Sedangkan budaya patriarki yang masih kental di sebagain besar masyarakat Indonesia menyebabkan kaum perempuan dalam segala bidang berada pada posisi yang sub ordinad. Hal ini juga salah satunya disebabkan karena mentalitas dari kaum perempuan sendiri yang sudah menganggap dirinya lemah dihadapan kaum lelaki. Lemah baik secara fisik maupun secara non fisik.Kaum perempuan telah menganggap bahwa kaum lelaki lebih layak mendapatkan sesuatu yang lebih daripada dirinya dalam segala bidang kehidupan sehingga memunculkan istilah dalam terminologi jawa disebutkan “suargo nunut neroko katut” bagi kaum perempuan khususnya istri terhadap suaminya.
Sebagai manusia yang juga memiliki hak-hak kodrati, melekat juga pada kaum perempuan sebuah hak yang bernama Hak Azasi Manusia (selanjutnya ditulis HAM), tanpanya manusia akan sulit hidup sebagaimana manusia pada umumnya. HAM ada bukan karena pemberian masyarakat atau karena kebaikan negara, melainkan berdasarkan martabatnya sebagai manusia.Karena HAM (Hak Asasi Manusia) adalah hak-hak yang melekat pada setiap manusia, yang tanpanya manusia mustahil dapat hidup sebagai manusia. Sehingga Tahir Azhari sebagaimana dikutip oleh Achmad Nur Fuaddan kawan-kawan menyebutkan bahwa hak asasi manusia menekankan pada 3(tiga) hal utama yaitu: a) persamaan manusia;b) martabat manusia;c) kebebasan manusia.
Memasuki abad 21 wacana tentang kesetaraan gender mulai mengemuka. Tidak hanya dalam bidang pendidikan namun juga telah merambah dalam bidang ekonomi,politik dan hukum.Pertama,dalam konteks pembelaaan hak-hak kaum perempuan di depan hukum, maka kita mengenal apa yang disebut sebagai “feminist jurisprudence”yaitu sebuah sistem peradilan yang membela hak-hak kaum perempuan.Atau dapat juga dikatakan sebagai suatu filsafat hukum berdasar pada segi politik ,ekonomi, dan persamaan jenis kelamin.
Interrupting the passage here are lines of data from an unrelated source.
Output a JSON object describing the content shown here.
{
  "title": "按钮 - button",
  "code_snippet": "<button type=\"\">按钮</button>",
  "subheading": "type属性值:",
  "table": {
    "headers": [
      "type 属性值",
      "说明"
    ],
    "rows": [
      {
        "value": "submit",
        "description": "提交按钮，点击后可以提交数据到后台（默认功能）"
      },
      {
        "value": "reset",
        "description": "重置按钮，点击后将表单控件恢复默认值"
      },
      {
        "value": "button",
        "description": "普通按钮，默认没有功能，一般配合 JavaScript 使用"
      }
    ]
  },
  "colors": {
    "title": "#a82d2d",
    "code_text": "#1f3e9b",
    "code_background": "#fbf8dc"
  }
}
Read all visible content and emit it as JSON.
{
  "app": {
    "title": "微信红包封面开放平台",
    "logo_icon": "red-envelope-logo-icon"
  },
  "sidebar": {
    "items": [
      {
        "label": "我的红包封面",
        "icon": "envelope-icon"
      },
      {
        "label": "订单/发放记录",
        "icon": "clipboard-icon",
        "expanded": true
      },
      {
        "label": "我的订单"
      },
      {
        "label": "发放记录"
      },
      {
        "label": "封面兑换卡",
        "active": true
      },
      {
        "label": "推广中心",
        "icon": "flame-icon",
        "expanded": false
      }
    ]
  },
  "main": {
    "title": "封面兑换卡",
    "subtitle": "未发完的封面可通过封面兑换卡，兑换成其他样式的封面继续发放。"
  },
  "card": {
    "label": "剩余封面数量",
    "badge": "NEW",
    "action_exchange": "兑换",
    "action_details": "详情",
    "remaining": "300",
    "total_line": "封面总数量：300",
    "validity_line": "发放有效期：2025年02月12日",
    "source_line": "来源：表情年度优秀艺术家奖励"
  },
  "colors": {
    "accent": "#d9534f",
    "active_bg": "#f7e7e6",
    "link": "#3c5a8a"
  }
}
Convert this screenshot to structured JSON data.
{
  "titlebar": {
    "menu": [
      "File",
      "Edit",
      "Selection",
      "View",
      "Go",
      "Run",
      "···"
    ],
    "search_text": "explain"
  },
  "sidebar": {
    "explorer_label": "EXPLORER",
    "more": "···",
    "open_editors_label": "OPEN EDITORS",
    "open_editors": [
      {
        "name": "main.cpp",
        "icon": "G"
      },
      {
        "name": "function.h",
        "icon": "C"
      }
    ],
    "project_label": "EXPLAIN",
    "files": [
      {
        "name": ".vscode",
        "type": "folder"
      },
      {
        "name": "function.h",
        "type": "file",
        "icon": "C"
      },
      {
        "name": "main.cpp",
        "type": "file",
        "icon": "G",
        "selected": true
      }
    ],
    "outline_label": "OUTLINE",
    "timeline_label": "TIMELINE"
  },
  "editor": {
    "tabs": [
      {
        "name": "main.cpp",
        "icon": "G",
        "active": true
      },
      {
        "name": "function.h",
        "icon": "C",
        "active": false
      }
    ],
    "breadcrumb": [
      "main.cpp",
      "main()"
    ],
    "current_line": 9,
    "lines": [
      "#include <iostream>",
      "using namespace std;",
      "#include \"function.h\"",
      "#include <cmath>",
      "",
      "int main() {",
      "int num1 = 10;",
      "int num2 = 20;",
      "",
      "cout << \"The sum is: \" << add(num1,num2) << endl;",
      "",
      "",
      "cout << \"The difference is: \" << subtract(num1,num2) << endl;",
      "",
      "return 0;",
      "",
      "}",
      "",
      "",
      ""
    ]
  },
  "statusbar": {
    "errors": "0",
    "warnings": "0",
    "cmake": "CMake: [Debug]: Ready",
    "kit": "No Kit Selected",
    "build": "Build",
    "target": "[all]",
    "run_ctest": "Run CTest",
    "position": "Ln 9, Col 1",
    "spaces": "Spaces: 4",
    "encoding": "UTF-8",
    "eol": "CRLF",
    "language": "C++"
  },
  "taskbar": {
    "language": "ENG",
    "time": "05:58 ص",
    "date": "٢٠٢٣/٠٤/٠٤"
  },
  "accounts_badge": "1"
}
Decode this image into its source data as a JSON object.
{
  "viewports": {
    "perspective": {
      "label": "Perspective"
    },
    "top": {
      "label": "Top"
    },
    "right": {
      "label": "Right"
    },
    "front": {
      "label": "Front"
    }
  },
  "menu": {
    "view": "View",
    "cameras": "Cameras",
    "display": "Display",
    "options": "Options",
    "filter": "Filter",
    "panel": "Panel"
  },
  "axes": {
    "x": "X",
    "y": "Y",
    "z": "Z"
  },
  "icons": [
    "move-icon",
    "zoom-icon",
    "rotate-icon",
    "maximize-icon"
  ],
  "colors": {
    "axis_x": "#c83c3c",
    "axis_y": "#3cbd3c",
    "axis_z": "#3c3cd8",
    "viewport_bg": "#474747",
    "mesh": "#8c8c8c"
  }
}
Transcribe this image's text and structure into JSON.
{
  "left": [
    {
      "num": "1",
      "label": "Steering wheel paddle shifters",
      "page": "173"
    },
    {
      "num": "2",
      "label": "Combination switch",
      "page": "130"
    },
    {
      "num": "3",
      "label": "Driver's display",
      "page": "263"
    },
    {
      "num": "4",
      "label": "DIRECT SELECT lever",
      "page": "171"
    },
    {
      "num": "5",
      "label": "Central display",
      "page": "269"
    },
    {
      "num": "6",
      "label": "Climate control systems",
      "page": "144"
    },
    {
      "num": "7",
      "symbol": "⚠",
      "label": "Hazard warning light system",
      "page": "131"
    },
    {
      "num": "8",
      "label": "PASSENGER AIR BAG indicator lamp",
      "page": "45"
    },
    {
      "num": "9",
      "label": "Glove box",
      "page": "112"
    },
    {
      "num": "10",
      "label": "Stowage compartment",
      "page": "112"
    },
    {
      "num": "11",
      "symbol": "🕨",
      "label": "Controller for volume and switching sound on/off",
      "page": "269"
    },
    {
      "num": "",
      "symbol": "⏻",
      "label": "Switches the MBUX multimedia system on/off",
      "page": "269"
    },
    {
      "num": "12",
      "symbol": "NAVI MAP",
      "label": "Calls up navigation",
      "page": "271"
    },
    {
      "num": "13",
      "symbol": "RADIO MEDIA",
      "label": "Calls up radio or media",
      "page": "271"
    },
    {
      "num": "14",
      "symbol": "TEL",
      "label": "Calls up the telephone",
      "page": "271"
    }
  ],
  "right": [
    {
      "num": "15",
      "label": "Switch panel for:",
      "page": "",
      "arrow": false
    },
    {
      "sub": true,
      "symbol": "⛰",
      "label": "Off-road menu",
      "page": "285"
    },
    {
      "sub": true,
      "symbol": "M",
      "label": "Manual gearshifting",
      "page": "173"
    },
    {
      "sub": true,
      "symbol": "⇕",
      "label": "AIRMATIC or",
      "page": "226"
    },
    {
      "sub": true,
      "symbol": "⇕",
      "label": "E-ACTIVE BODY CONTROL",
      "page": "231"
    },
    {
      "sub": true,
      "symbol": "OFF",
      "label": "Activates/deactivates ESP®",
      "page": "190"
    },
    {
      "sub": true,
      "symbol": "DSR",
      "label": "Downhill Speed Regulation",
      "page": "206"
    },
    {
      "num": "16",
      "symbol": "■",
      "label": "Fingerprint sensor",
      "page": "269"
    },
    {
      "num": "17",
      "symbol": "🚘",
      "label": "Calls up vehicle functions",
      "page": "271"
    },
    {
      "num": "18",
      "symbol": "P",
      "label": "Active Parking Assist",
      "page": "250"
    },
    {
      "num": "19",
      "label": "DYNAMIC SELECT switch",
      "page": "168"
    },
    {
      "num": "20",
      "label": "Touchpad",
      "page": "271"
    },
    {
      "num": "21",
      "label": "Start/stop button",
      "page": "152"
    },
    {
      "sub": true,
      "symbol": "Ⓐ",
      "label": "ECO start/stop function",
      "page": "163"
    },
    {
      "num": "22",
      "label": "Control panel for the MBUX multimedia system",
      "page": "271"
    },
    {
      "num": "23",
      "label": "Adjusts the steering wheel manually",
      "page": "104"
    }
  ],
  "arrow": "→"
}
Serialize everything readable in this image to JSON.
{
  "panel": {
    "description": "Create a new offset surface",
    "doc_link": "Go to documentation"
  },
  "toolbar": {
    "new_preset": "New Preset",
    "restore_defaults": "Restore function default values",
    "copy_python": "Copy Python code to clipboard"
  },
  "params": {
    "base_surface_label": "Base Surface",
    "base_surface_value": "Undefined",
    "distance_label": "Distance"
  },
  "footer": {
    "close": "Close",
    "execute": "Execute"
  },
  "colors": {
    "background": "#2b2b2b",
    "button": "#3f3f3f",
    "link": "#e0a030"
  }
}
Kedua,dalam bidang politik sejak diberlakukannya minimal 30% calon legislatif diisi kaum perempuan telah menjadi wacana baru tentang pentingnya menghargai hak-hak perempuan. Meskipun hal ini lagi-lagi hanya bersifat sumir karena kewajiban mencantumkan 30% calon legislatif perempuan hanya pada saat pendaftaran calon, bukan pada saat keterwakilan secara penuh di lembaga legislatif.
Ketiga, dalam bidang sosial, dengan makin maraknya pelecehan seksual pada wanita menyebabkan munculnya pemikiran perlu memberikan fasilitas khusus perempuan pada sarana publik misalnya pada sarana transportasi umum yang dikhususkan perempuan. Mulai dari gerbong khusus perempuan seperti yang sudah dilakukan di India, hingga ruangan khusus ibu menyusui yang sudah terdapat di beberapa kantor-kantor baik instansi pemerintah maupun swasta.
Namun dari kemajuan dalam ketiga bidang tersebut belum menyentuh pada satu aspek yang paling penting yaitu budaya. Budaya patriarki yang turut tumbuh dan berkembang di dalam masyarakat sangat sulit untuk dilakukan perubahan. Ada pertentangan antara ego lelaki dan kenyataan yang harus dihadapi. Senyampang laki-laki lebih mementingkan ego mereka maka perjuangan untuk memupus ideologi patriarki sesuai dengan penegakkan HAM hanya akan menjadi sebuah ilusi saja.